Es drängt sich der Eindruck auf, dass die EU-Staaten hier – sofern sie auch Mitglieder der NATO sind – vor einen Karren gespannt werden, der eigentlich nur US-Interessen dienlich ist, in dem auf diese Weise die US-Vorherrschaft neu implementiert wird, und diese dann auch im Sinne der Verfolgung US-amerikanischer Wirtschaftsinteressen instrumentalisiert werden kann, angefangen mit dem aggressiv vorgetragenen Begehren nach Aufrüstung und Erweiterung der Aufrüstungsetats, bis zur Niederschlagung von Einwendungen und Abwehrmaßnahmen gegen die exzessive Bespitzelung von Bürgern, Politik und Wirtschaft durch NSA und CIA.

Dies alles lenkt den Blick auf den Status der Ökonomien des Westens, deren politisch-ökonomische Ordnung, und auf die Art und Weise der Entstehung dieser Reichtümer, um die so verbissen gekämpft wird in der ganzen weiten Welt.
Eine Reihe von Indizien deutet an, dass die „Wachstumskräfte“ der großen westlichen Wirtschaftsblöcke nachhaltig und möglicherweise auch irreversibel erlahmt bzw. erloschen sind. Ein wichtiger Indikator sind nicht nur die realen Wachstumsraten, die seit bereits fünf Jahrzehnten in allen Wirtschaftsblöcken gleichmäßig zurückgehen, sondern die Entwicklung der Zinssätze: nachdem in Japan erstmals in den 1990er Jahren negative Zinssätze auf Bankeinlagen eingeführt worden sind, wird dies nun auch in Deutschland überlegt: „Bundesbank-Chef Jens Weidmann schließt einen Negativzins auf Bankeinlagen nicht aus“ (SPON 22.05.2014) Man erhofft sich davon eine Belebung der Kredit- und direkt oder indirekt der Konsumnachfrage.

Negative Zinssätze deuten nicht nur auf ein stagnierendes Wachstum: gleichzeitig deuten sie auf einen nicht absorbierbaren Kapitalüberschuss. Überschüssiges Kapital findet sich nicht nur auf den Konten von Privatpersonen, sondern auch von Unternehmen und Aktiengesellschaften. Überschüssiges Kapital heißt: das Kapital kann nicht investiert werden, es findet keine Anlagemöglichkeiten, weder in den Unternehmen selber, die nicht wissen in welche Richtung sie sich entwickeln könnten, noch auf dem Kapitalmarkt; es bleiben letzten Endes immer nur wieder spekulative Investitionen, die zu den bekannten Blasenbildungen führen, und deren volkswirtschaftliche Wirkung es ist, Reichtum von einer in die andere Tasche zu verlagern: insgesamt entsteht dadurch in einer Volkswirtschaft kein Zuwachs an Wohlstand, eher im Gegenteil, denn die meist mit spekulativen Investitionen einhergehende Konzentration von Vermögen verstärkt noch diesen Effekt von Nachfrageschwäche, Wachstumsschwäche und relativer Verarmung.

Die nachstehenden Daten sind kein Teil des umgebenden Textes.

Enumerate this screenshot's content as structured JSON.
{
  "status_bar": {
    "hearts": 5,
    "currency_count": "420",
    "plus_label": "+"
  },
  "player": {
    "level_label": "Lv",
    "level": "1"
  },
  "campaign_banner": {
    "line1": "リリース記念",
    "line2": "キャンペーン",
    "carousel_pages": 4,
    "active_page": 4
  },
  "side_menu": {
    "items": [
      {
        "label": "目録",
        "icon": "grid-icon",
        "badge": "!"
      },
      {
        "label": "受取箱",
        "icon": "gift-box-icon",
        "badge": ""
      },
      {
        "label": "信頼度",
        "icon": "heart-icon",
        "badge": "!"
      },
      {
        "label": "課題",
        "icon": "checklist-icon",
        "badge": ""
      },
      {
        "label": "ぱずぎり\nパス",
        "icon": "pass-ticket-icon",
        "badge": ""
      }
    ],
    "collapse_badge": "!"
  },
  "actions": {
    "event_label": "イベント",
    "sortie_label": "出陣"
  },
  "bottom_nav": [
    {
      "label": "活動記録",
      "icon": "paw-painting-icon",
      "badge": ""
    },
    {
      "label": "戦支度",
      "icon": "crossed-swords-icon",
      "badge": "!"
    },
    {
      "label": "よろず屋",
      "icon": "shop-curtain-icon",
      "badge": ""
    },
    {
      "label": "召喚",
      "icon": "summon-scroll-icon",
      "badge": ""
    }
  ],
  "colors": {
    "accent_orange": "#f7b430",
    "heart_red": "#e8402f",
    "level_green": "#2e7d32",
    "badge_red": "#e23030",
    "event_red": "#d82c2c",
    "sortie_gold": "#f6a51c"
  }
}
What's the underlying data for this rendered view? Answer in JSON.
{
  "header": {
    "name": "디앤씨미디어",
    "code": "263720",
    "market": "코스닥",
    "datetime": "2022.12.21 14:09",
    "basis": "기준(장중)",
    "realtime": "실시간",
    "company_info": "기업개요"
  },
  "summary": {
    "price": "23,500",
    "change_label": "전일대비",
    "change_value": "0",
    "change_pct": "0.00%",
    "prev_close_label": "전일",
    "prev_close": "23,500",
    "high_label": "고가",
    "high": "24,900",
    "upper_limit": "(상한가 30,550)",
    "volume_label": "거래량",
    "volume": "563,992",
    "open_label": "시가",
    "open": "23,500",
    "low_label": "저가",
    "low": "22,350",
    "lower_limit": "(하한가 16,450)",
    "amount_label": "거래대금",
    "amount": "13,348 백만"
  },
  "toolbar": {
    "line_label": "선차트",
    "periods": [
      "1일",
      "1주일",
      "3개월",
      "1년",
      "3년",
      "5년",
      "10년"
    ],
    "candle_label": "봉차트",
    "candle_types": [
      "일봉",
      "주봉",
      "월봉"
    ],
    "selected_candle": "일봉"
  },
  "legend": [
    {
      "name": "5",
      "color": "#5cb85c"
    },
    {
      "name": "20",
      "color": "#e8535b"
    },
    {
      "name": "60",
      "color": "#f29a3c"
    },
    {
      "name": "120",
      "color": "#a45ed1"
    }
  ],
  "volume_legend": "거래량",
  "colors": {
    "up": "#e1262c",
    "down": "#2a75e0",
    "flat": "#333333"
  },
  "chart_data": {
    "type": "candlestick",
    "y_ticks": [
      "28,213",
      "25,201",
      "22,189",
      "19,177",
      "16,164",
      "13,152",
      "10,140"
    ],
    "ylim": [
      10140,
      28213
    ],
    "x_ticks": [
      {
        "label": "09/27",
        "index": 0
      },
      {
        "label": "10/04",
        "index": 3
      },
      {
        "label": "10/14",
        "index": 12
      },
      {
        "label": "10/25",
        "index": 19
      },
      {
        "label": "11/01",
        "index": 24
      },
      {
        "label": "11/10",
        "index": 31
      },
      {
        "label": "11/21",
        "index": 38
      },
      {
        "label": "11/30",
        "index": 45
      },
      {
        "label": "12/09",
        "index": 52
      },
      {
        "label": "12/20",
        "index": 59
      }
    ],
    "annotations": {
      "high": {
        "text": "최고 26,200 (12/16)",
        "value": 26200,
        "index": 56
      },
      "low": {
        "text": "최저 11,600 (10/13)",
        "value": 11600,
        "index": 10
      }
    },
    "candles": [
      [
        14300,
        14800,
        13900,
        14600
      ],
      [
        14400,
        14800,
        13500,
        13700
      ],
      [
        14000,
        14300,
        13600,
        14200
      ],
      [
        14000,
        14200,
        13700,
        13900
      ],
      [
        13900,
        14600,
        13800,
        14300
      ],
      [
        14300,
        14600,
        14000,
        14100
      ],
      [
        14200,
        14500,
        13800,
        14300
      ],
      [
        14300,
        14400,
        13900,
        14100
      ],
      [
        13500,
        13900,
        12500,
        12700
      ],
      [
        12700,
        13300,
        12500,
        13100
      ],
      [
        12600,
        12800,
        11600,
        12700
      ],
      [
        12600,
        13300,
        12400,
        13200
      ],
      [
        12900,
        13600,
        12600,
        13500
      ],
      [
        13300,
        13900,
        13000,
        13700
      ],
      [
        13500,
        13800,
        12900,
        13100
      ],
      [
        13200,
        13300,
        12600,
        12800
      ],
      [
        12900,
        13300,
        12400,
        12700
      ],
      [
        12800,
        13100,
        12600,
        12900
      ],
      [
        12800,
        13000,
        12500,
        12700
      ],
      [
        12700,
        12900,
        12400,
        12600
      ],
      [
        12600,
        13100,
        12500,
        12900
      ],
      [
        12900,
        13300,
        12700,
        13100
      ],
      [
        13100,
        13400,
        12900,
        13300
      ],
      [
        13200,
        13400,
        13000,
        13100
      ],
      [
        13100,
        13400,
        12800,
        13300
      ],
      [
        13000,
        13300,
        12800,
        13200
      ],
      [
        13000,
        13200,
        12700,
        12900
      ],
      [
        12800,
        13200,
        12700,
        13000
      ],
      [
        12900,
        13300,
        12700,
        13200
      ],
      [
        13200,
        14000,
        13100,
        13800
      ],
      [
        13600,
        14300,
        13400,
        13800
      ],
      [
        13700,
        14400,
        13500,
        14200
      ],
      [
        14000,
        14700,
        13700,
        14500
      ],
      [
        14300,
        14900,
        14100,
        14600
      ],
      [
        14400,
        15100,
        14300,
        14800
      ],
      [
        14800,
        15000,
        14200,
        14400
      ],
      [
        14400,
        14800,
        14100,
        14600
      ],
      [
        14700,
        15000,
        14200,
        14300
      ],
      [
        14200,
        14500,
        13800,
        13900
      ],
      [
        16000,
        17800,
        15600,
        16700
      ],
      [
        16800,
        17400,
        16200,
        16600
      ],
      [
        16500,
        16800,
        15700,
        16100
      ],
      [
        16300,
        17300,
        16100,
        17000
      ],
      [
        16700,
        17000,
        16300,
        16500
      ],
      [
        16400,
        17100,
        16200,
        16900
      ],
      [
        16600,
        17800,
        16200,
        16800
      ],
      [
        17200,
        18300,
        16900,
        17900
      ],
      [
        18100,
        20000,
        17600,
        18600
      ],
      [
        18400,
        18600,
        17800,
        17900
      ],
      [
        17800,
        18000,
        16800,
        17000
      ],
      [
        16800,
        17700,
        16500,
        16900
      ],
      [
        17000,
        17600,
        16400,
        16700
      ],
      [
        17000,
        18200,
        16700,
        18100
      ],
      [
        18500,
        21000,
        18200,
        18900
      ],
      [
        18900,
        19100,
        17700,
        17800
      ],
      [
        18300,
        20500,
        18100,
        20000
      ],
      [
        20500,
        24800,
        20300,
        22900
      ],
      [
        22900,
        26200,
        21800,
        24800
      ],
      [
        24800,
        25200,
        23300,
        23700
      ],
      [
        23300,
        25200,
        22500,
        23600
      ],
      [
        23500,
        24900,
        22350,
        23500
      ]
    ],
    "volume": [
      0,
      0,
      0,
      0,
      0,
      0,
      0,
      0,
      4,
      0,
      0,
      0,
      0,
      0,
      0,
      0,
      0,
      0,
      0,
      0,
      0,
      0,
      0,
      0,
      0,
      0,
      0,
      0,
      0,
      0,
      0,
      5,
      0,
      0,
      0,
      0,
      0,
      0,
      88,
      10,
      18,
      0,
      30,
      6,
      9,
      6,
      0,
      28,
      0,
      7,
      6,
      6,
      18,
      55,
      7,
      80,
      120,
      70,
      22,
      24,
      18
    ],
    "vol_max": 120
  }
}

Es bedarf keiner großen Phantasie, um die Vorgänge in der Ukraine auch mit diesem – aus Sicht der Investoren – relativ aussichtslosen, verzweifelten wirtschaftlichen Klima in Zusammenhang zu bringen. Die Ukraine böte nicht nur einen noch weithin unerschlossenen Absatzmarkt für westliche Massengüter, sondern mit den reichen unerschlossenen Energiereserven in Gas und Schieferöl eben auch diese verzweifelt gesuchten Möglichkeiten der Investition von brachliegendem Anlagekapital. Ferner besitzt die Ukraine die immer begehrteren Schwarzerdeböden, und zum Dritten könnte die Ukraine die bisherige Rolle Chinas als billige Hinterhoffabrik übernehmen: die für europäische Verhältnisse extrem niedrigen Lohnkosten würden die Verlagerung arbeitsintensiver Produktionen in die Ukraine ermöglichen, sofern eine wirtschaftsfreundliche Regierung hier insgesamt investitionsfreundliche Bedingungen schafft.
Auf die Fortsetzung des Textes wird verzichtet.